Your question, Kristof, is right on. I do think we are (i am) wired to love our own children unconditionally. In a situation with a tiger, all my actions would be driven by the overwhelming instinct to remove own child from the harm’s way.

Jacob Mason
Jacob Mason
3 years ago

This is a tension in Christianity which has existed since the revelation of a Trinitarian God. Is our religion about pursuit of the one, the simple, the eternal truth or is it about being in relationship with Divine Persons whose own personhood is established by their intimate relations?
It seems to me that the answer should be “yes” to both.

Jon Redman
Jon Redman
3 years ago

there is a strong case to be made that the root cause of today’s toxic culture is love

Which unfortunately was not made here.

Arild Brock
Arild Brock
3 years ago

We should not forget the dark forces. Love is not only about loving, but also about identifying and subduing impediments to love. 
I don’t trust people who say they love all humans. My hypothesis (in the individual case) would be that he/she uses this idea to justify his/her lack of love. Love is risky and thus takes courage. Those who do not know that love is risky, never loved a new person as an adult. 
Worst of all is the impersonal “love” that floats through public systems of financial and other support. This “love”, which is a replacement for love at best, penetrates and cuts up the natural bonds of solidarity, community and love that humans otherwise build. 
Paul was right. Without love, everything is hollow. Would that also go for this posting? Honestly, I am not sure. I guess I hate the impersonal systems criticised above. Perhaps love sometimes takes the form of hate.

David Uzzaman
David Uzzaman
3 years ago
Reply to  Arild Brock

Well put. The state spends millions of our money on supporting children whose parents for one reason or another can’t do the job. However altruistic this may appear the prognosis for such children is poor. The state is a bad parent not because it doesn’t try to be successful but because it has no skin in the game.

Kristof K
Kristof K
3 years ago
Reply to  David Uzzaman

The state does have skin in the game, I would argue. Better cared-for children surely make for a better tax base eventually (my assumption).

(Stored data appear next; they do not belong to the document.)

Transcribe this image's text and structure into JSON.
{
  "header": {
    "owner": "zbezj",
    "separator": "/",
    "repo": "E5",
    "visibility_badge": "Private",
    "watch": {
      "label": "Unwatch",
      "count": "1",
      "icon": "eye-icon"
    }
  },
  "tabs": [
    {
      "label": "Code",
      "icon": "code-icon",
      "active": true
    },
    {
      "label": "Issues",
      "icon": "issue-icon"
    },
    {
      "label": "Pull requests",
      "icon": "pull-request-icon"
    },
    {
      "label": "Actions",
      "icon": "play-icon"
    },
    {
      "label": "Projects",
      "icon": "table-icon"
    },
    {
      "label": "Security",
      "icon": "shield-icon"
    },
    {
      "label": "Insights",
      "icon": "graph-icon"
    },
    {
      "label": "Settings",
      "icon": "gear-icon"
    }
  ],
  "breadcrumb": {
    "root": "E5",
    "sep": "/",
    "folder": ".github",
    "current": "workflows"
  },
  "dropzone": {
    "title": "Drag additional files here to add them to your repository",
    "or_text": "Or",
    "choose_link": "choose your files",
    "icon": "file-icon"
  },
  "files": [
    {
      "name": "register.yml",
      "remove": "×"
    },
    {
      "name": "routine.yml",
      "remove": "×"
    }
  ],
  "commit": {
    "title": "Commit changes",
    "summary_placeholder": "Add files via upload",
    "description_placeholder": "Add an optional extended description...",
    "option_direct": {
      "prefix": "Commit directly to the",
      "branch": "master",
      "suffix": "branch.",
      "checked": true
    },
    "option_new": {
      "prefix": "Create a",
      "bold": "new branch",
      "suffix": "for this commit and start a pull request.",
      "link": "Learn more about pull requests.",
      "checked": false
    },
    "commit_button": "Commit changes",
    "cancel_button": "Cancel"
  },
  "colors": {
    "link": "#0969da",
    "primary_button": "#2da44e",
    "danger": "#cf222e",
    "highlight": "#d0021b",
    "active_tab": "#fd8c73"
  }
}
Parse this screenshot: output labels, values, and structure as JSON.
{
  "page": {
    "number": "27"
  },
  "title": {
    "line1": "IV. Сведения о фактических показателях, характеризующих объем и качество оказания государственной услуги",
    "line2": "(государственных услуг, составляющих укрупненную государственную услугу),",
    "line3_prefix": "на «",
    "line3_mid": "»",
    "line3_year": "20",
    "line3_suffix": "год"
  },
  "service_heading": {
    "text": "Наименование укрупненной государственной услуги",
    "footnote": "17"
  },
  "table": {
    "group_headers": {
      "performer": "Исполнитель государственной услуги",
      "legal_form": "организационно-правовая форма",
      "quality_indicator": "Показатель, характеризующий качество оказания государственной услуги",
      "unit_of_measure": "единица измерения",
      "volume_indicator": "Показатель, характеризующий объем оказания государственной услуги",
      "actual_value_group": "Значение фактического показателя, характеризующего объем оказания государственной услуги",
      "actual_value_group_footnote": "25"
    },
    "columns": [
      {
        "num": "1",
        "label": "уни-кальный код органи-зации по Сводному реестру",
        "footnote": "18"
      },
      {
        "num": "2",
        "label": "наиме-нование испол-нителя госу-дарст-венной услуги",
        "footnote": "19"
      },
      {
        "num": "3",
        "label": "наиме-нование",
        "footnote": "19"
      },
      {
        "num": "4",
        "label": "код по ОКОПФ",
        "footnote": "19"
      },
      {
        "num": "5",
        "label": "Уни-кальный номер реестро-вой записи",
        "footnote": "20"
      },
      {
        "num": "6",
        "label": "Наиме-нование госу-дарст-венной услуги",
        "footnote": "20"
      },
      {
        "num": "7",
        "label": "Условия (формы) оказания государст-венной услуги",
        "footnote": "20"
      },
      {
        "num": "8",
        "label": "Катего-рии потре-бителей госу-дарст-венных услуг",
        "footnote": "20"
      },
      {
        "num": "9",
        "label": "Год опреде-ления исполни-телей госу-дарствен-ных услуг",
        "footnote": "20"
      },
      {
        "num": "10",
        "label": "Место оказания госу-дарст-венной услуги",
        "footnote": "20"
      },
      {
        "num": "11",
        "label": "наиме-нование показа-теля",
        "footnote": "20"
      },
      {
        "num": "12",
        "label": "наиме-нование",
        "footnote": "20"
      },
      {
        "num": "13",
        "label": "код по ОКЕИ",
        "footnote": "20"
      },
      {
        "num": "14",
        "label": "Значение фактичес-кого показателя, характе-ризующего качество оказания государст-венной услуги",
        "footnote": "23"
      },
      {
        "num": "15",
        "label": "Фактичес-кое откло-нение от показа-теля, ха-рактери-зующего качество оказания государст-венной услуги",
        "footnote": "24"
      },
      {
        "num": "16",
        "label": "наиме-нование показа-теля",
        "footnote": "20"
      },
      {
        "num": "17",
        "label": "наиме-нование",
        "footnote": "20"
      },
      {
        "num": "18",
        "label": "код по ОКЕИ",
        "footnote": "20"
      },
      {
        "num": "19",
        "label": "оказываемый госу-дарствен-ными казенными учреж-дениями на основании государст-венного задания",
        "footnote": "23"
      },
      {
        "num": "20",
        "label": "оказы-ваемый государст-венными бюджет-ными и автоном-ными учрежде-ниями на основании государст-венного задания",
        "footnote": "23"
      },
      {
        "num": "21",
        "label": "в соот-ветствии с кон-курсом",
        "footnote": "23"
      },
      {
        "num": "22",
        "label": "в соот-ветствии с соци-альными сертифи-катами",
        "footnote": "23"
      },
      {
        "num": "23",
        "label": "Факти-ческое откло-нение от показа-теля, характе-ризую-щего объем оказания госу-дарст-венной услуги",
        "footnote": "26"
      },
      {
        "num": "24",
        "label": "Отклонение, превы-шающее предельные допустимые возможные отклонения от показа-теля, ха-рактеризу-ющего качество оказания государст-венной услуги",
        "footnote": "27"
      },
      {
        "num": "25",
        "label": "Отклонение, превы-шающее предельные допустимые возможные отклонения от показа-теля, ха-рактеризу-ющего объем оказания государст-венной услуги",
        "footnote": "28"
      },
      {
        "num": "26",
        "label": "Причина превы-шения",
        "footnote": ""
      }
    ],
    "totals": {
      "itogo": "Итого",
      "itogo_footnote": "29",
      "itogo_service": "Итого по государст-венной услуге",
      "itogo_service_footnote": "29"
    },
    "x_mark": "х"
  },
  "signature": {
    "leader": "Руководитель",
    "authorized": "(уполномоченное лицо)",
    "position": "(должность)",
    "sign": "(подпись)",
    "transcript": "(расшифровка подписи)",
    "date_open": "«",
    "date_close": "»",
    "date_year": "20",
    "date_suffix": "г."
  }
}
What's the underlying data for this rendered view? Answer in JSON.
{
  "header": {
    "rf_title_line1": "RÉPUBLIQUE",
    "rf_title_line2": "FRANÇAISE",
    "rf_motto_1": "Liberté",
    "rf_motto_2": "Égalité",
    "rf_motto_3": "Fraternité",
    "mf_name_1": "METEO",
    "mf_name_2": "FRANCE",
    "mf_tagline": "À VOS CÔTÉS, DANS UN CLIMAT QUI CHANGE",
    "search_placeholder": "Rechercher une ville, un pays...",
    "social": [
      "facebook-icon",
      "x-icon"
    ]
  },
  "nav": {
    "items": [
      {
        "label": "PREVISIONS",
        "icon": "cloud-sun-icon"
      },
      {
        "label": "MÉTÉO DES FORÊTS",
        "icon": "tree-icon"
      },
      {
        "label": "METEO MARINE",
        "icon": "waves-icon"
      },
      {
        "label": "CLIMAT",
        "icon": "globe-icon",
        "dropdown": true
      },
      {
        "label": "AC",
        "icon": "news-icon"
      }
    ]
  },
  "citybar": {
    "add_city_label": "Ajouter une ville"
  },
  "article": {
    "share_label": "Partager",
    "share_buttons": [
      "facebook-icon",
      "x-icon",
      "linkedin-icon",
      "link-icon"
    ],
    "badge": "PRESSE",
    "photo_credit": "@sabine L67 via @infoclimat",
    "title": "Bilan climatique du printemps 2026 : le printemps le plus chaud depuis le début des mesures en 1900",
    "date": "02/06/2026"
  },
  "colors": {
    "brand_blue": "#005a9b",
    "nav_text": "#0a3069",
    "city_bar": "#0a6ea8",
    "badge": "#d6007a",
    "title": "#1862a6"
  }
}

But perhaps not all the people the state employs to help in parenting the ill-parented have that much skin in the game (again my question/assumption)? Or, maybe they’re just not paid enough?

Judy Englander
Judy Englander
3 years ago

Excellent piece which has clarified my thinking. I nearly missed it – it appears to have slipped onto the site late on Saturday.

Mick Gee
Mick Gee
3 years ago

A bit late in the discussion as I’ve not had time due to pressing family commitments. This in combination with the article has made me think of those who may pursue wider ‘Agape-like’ activity at the expense of their family and loved ones. If that person is pursuing humanitarian causes, and bestowing benefit to those in a wider context, then an area of specific ‘Eros-like’ love may be neglected. We all know historical and famous examples of such people. Often that person’s children, for example, may feel hurt and neglected. Does the wider humanitarian benefit bestowed by that person ‘trump’ the the neglect of the specific? This can be confusing when such persons may be working for the benefit of their own ‘species’ eg a political activist spending most of their time in activity, say, for their own socio-economic group. There are similarly others who in their pursuit of creative careers and a love of their art, eg musicians, actors, etc. neglect their loved ones. Are such contradictions (and sometimes dilemmas for the individual) resolvable?

Last edited 3 years ago by Mick Gee
Margaret Tudeau-Clayton
Margaret Tudeau-Clayton
3 years ago

A pretty shallow piece from a minister of the church supposedly called on to practice and preach the deeply challenging call to love one’s enemies!